His second marriage was to Sayyida Shawana bint Nasir Al Busaidiyah and they had three children.
- Sayyid Talal bin Tariq (born 27 July 1947)
- Sayyida Nawwal (Kamila) bint Tariq (born 20 November 1951) married Sultan Qaboos bin Said in 1976 and divorced in 1979
- Sayyid Asa'ad bin Tariq (born 20 June 1954) married Sayyida Na'emah bint Badr Al Busaidiyah in 1978

His third wife, Helen, was a German national, and the couple had no children together.

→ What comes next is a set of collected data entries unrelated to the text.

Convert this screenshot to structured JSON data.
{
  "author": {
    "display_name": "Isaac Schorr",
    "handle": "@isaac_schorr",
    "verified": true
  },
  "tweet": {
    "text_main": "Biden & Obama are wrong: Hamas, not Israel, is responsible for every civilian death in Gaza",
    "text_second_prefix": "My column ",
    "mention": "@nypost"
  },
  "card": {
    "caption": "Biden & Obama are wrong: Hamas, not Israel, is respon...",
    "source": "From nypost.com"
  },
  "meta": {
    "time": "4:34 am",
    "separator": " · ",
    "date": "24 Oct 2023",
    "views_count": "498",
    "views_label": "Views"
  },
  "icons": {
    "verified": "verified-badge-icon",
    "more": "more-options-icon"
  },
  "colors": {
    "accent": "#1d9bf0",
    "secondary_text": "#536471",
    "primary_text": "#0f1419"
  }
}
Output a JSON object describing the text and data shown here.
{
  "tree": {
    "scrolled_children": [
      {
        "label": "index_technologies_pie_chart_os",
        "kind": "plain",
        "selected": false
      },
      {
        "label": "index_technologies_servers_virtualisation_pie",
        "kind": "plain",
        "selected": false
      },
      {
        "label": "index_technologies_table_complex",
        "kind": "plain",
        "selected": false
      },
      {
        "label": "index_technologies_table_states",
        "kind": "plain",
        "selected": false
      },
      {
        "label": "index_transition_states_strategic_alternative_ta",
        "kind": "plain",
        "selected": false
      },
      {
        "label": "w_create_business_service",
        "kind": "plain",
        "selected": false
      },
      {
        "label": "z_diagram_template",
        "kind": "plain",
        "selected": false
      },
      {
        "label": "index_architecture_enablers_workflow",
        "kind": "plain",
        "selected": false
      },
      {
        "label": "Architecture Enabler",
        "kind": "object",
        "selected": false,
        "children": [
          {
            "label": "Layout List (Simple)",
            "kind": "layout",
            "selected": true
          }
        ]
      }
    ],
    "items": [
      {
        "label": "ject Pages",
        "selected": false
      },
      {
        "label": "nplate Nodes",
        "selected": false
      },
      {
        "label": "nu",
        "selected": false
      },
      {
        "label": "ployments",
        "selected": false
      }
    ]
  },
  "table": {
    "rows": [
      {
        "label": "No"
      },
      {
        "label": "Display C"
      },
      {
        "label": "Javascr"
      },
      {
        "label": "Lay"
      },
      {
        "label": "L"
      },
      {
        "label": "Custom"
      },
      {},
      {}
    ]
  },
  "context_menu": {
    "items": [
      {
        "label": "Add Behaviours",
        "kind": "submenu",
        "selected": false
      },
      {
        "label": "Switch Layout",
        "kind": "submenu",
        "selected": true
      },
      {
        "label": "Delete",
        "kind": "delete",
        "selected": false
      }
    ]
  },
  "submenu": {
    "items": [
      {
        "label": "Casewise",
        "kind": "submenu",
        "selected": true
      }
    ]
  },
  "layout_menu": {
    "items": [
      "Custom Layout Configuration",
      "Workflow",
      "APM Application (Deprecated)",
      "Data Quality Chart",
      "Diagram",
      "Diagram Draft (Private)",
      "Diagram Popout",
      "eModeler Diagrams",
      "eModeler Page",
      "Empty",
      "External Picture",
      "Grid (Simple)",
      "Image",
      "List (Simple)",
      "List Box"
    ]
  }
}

Three of Tariq's sons were likely candidates to succeed Sultan Qaboos. Asa'ad bin Tariq became Deputy Prime Minister for Relations and International Cooperation Affairs as well as representative to the Sultan. Shihab was a commander in the Royal Navy of Oman. Haitham served as Minister of Heritage and Culture. After Sultan Qaboos died on 11 January 2020, Haitham was named as his successor.

==Career==
Tariq was a critic of the rule of his brother, Sultan Said bin Taimur, and in 1958 he was forced into exile. He settled in West Germany and worked as the representative of a construction firm in the Middle East.

In 1970, Tariq's brother was overthrown by his son, Sultan Qaboos bin Said. Tariq's nephew Qaboos brought him back from exile and appointed him as the first prime minister of the Cabinet of Oman. Tariq held the position for two years until 1972. He was also the chairman of Central Bank of Oman from 1975 to 1976.